昨日の話でどうしても付け足したかった話。
身内の中で一番はじめの葬式は親父かたの祖父さんだった。
初めての葬式で戸惑ってばかりいたが、とどこにも世話役の人がいて、喜劇王チャップリンに似た人が色々と世話をやいてくれた。
その中で喪主の挨拶があり、本来は親父がするのが筋なのだけと、そういうのがめっぽうだめな性格だった。
なら、自分の兄貴のがするのだが、葬式にもこないしまつだった。
そこで次男の自分にまわってきた。原稿はすでにチャップリンが書いてくれて、後は読むだけだった。
これも孝行とおもい、うまくはないけど精一杯やらせてもらった。
それから、上京してから珍しく実家に帰ったとき、お袋の実家に行った時だった。
祖父さんは大分足腰も弱くなり、たって歩くのもやっとな感じだった。
それをみた自分は、横になってた方がいいんじゃないの。て言っていた。今思えば何でもっと優しい言葉をかけて挙げられなかったのか、今も後悔している。それが祖父さんと最後の会話になった。
それから暫くたって母方祖父さんの他界の連絡があった。
大した孝行もできない孫だが出させてもらった。
そこでまた例の話がまた出てきた。
喪主の挨拶だ。
でも今度は指名がきていた。
親父の祖父の葬式に出ていた、お袋方の祖母は、自分の挨拶がよかったと、帰って祖父に話し、それだったら自分の時もやってほしいという遺言だった。
その時、姉と話をして初めて知ったことがあった。内孫と外孫という言葉だ。
実は自分と同じ年の内孫が居るらしい。
内孫とは直系の姓を受け継ぐ孫のことで、自分は娘の子供なので姓を継がないので、外孫となる。
挨拶のことで、外孫がするのは珍しいし、
なんとなく、陰の部分のような外孫が、挨拶をできてなんだか気分がいいと姉は言っていた。
じぶんにとってはそのことが逆にプレッシャーになる。あの親父の子だ。そんなに気は大きくなかった。
なんとか大役もすませ帰るとき、やっぱり祖母は元気がないように見えた。
自分は帰るときに祖母に言った。
今回でお金を使ってもう無いから、貯まるまで時間がかかるから、長生きしないと駄目だよ。
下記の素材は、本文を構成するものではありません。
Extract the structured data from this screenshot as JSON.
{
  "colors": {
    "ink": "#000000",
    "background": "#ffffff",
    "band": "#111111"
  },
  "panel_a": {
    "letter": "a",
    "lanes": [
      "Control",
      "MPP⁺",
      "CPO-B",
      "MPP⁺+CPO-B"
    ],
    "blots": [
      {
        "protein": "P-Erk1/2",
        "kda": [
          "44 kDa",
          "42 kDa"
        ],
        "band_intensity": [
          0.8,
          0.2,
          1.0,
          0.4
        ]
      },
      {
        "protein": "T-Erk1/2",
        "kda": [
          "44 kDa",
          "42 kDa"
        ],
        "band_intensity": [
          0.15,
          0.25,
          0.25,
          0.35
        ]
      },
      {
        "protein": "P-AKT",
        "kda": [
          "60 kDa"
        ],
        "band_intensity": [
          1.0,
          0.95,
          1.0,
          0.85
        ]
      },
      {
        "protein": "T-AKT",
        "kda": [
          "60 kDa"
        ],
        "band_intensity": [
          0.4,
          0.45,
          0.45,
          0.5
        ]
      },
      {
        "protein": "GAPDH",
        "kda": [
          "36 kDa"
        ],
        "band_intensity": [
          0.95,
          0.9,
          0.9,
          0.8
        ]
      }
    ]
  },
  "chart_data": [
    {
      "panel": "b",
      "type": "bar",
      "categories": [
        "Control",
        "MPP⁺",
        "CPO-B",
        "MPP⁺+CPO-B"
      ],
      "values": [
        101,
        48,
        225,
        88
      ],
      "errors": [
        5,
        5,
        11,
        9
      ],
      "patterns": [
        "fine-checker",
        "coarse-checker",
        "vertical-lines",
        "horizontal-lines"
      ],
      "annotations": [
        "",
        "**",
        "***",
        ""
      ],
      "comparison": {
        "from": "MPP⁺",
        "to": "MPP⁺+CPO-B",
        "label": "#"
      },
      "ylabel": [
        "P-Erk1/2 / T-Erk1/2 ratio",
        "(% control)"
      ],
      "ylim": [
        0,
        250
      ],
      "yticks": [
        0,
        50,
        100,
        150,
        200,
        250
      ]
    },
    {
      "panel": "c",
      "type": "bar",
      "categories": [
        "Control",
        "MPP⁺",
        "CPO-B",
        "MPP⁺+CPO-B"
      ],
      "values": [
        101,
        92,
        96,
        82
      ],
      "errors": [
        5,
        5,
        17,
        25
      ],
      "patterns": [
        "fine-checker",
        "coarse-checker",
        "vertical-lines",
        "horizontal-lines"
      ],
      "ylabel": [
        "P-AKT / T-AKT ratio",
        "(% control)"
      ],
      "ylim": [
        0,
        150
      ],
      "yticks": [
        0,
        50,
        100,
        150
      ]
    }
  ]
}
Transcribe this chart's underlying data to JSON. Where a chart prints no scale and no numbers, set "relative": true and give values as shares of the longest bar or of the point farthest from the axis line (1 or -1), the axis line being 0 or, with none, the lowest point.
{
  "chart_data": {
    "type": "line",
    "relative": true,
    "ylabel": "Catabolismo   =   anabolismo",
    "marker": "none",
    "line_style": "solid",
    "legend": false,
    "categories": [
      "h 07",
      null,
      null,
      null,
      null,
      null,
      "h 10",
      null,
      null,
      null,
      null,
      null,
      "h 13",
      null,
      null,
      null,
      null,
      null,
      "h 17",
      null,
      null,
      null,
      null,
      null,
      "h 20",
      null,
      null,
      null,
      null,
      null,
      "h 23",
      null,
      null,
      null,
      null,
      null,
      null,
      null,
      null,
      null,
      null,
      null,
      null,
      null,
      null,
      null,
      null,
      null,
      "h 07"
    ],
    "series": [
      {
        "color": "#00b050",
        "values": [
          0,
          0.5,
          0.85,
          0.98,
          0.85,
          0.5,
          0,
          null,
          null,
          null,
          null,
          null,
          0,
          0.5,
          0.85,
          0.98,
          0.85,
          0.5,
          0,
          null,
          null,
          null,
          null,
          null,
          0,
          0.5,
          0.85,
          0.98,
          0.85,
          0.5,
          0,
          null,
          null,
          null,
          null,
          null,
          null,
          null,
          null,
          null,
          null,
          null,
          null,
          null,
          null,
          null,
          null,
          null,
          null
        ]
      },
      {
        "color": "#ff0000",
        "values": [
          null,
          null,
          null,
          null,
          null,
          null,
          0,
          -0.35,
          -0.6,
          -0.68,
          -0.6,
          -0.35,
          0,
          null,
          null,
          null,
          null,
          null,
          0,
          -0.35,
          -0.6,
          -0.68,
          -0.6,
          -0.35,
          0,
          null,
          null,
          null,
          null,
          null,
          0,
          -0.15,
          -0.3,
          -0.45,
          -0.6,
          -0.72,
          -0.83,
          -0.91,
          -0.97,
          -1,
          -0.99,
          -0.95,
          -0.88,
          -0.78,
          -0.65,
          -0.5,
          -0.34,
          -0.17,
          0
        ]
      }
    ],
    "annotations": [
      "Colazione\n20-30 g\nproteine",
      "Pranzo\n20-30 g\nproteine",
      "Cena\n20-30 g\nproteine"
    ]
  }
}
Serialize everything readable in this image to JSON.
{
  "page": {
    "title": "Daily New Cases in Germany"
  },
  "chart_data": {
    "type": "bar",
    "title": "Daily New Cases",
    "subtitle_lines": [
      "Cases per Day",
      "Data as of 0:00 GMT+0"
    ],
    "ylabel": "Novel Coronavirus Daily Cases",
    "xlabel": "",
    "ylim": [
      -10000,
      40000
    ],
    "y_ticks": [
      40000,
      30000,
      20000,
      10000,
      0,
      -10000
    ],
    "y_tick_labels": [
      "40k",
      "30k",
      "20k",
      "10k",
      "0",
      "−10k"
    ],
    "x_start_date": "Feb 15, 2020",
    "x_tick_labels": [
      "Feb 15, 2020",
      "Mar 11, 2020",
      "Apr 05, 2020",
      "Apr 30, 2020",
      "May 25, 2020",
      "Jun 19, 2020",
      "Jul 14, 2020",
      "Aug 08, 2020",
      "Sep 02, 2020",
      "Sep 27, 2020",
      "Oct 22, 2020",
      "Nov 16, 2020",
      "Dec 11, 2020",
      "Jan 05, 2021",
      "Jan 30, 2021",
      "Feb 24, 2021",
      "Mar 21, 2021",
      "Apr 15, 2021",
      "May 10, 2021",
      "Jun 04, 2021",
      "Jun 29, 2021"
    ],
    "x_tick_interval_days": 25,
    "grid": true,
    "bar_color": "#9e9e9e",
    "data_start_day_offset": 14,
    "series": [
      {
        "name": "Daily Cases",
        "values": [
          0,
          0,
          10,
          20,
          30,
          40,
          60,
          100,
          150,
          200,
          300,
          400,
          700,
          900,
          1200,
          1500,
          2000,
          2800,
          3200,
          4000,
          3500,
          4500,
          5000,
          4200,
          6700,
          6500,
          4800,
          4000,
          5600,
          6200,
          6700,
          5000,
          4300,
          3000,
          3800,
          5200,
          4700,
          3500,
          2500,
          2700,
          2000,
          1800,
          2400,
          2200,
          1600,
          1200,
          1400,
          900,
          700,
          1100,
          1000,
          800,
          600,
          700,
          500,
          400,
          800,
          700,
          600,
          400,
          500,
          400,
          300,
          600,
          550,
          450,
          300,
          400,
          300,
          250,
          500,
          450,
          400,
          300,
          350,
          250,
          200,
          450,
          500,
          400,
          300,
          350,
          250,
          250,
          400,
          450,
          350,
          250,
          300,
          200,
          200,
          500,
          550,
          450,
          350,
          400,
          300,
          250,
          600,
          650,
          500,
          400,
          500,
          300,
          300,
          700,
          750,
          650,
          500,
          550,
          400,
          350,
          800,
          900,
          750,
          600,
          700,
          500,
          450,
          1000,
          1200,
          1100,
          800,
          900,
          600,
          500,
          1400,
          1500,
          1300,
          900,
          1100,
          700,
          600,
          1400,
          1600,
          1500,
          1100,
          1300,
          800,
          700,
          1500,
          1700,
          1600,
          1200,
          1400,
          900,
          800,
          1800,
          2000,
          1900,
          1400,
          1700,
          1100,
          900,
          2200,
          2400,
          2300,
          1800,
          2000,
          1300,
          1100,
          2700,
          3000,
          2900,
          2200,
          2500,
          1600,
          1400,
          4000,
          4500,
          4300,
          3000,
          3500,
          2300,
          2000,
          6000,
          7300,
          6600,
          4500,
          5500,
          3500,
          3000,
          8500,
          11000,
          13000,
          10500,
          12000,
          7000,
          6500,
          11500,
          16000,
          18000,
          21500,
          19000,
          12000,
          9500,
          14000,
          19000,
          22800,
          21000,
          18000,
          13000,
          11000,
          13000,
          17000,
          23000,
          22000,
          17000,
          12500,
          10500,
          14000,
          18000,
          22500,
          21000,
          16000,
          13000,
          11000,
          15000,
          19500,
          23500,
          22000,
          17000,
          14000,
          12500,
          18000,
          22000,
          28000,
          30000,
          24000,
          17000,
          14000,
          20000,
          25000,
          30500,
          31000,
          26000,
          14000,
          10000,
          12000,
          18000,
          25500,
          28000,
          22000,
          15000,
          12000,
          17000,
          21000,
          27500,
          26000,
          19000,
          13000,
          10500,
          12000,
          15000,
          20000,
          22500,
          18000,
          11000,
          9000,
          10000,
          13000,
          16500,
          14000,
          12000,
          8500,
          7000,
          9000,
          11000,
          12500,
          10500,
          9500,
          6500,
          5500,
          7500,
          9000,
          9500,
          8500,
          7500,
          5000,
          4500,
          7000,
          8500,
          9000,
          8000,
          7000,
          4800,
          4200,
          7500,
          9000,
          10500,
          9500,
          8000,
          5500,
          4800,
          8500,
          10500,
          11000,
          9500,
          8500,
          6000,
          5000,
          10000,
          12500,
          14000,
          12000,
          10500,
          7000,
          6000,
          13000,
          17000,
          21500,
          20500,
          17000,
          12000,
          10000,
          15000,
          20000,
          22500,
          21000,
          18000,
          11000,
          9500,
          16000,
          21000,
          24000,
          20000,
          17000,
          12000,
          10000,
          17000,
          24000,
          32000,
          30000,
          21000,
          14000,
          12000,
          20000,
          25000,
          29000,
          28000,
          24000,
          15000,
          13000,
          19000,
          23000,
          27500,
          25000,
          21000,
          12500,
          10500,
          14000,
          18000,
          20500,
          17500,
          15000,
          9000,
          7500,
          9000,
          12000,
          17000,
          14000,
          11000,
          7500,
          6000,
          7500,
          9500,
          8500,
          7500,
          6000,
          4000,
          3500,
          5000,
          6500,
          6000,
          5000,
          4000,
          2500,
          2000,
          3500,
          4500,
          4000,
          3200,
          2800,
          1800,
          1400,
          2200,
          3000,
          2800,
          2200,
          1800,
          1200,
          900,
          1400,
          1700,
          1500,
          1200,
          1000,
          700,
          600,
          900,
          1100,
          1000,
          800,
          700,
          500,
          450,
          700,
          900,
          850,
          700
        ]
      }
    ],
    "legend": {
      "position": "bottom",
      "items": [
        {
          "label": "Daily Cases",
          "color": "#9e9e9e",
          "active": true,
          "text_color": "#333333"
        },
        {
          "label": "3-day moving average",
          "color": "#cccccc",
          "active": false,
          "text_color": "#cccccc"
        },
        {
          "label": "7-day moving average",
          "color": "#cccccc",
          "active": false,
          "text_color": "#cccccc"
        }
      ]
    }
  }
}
自分がかけてあげられたら、精一杯の言葉だった。その時の苦笑いが最後の笑顔になった。
半年後祖母の他界の連絡が入り、また出させてもらった。
今回も遺言で頼まれていた、孝行になればと精一杯させてもらった。
でも、本当は生きているうちに孝行して挙げたかった。
今年の夏も奥さんの実家に帰る。実家に帰る目的は、奥さんの大好きな祖父に顔を見せて挙げることだ。
奥さんもそうだけど、上京している人間はなかなか、身内の死に目にはあえない。それは宿命かもしれない。
奥さんの大好きな祖母の死に目にはあっていない。
あの時の落ち込みようはひどかった。
だからまだ元気のうちにあわせてあげるのが、自分の役目だと思っている。
読んでくれたあなたにThank you。